My leader, I do not make these jogging recommendations lightly. Sibiya confirmed knowing both Mr Brown and Cat Matlala. He even admitted to having breakfast with Mr Brown, a hearty meal served with a side of Crime Intelligence secrets. Mr Brown, ever the civic-minded informant, reportedly shared details about an ongoing Crime Intelligence operation investigating none other than Sibiya himself with Sibiya.

And yet, before the parliamentary Ad Hoc Committee on the Capture of the Justice System, Sibiya insisted that Crime Intelligence reported to him. A curious arrangement, if you ask me, being both the hunter and the hunted, served by intelligence briefings that arrive over bacon and eggs in some discreet diner.

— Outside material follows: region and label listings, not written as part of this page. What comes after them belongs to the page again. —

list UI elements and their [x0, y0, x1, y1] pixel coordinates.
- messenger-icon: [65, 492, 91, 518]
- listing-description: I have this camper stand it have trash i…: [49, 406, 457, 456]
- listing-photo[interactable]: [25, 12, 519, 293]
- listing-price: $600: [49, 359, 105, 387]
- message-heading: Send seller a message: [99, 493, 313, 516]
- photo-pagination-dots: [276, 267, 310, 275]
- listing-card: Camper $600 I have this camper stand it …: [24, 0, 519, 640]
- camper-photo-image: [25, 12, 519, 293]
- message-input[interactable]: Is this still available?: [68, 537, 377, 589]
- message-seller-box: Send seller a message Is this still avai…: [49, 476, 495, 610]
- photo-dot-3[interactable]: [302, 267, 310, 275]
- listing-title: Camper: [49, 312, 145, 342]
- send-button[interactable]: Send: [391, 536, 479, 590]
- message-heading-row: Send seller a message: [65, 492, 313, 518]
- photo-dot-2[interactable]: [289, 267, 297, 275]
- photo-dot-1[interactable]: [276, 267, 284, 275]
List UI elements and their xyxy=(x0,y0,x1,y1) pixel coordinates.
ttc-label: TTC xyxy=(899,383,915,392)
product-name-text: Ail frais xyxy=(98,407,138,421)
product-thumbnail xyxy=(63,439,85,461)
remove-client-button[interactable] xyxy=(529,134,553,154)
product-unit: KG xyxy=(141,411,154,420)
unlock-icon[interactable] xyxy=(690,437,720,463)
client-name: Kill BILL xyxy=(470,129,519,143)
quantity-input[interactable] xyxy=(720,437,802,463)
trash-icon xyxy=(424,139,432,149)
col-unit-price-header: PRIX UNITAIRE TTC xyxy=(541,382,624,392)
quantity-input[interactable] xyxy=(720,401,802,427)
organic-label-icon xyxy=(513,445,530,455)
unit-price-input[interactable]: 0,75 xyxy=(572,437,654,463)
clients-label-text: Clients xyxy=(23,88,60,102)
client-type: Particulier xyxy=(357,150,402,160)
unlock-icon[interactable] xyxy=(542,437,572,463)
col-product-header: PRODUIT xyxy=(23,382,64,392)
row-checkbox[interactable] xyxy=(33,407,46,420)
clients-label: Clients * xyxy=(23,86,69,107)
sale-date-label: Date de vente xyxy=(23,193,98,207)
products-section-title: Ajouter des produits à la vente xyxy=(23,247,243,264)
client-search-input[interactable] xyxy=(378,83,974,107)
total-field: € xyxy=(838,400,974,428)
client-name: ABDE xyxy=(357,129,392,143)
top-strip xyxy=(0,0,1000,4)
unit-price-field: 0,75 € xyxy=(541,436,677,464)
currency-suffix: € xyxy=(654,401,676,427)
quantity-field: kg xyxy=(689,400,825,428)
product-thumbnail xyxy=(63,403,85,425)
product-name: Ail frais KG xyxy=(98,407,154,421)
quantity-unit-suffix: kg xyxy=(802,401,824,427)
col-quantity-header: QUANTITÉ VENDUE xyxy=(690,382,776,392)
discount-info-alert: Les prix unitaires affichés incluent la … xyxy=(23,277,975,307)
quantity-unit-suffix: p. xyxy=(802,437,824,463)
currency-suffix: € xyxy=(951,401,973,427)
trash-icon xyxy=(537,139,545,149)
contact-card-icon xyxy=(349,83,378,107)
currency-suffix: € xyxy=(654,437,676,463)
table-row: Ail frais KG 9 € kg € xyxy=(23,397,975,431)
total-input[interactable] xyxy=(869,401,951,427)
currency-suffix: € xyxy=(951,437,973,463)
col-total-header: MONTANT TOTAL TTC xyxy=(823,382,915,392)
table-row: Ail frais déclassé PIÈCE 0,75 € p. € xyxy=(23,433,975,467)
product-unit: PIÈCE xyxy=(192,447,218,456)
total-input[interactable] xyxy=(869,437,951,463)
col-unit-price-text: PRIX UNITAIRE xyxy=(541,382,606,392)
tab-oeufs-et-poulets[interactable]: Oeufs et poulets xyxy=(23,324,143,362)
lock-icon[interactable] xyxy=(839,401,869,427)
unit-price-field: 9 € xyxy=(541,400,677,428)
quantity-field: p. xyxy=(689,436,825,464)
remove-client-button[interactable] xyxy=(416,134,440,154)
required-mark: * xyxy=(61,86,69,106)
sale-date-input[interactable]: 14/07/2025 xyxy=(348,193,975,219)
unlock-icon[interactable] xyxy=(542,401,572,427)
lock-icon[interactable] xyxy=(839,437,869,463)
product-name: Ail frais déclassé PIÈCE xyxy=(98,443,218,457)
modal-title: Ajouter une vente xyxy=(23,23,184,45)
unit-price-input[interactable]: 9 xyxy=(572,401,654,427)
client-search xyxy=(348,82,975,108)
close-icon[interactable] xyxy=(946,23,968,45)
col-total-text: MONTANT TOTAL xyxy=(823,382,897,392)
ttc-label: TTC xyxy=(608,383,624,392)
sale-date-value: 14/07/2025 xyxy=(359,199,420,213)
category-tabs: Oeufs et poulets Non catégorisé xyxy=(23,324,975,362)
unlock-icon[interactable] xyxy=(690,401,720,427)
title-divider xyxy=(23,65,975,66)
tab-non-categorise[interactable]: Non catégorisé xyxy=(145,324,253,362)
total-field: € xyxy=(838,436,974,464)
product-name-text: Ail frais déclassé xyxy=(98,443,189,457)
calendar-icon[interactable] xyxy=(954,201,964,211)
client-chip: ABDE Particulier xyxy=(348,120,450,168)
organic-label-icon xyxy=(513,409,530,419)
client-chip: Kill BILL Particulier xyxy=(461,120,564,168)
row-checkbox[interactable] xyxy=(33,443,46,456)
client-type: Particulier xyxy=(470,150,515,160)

So, my leader, my proposal to include two members of what the SAPS once (im)politely termed the “Drug Cartel” on your Presidential Jogging Advisory Panel is not out of kilter. It is, in fact, poetic justice. In the shadowy corridors of intelligence, they call it an off-the-grid operation, perfect for a Presidency that keeps jogging into controversy by accident.

This way, my leader, when next you lace up your trainers, your jogging panel will ensure every step is sanctioned, surveilled and sanitised. Even your heartbeat will require a clearance code. The nation, at least, will rest easy knowing that the president’s morning jogs are now matters of national security, monitored, logged and perhaps one day declassified before another Zondo Commission in 2032.

That commission, no doubt, will be appointed to investigate why the Madlanga Commission of Inquiry into Criminality, Political Interference and Corruption in the Criminal Justice System’s groundbreaking recommendations were left to gather dust. Not in the vaults of state secrecy, but on the forgotten shelves of the Presidency and the Department of no-Justice and un-Constitutional non-Development library.

Between the fading pages of past reports, your jogging plan will lie, a relic of aborted reforms, a footnote in the long race between greasing palms and public service.

Route of crisis


General wisdom from the alchemist, son of MaMlambo: a president’s jogging route is no private whim, but a map of power and proximity.

When the route passes through the homes of tender princes, it reveals more than it conceals. When the camera captures hugs outside the palace or the monument of greed, we don’t see fitness or coincidence, but familial ties. Perhaps a presidency that confuses personal “tender” warmth with the obligations of public duty.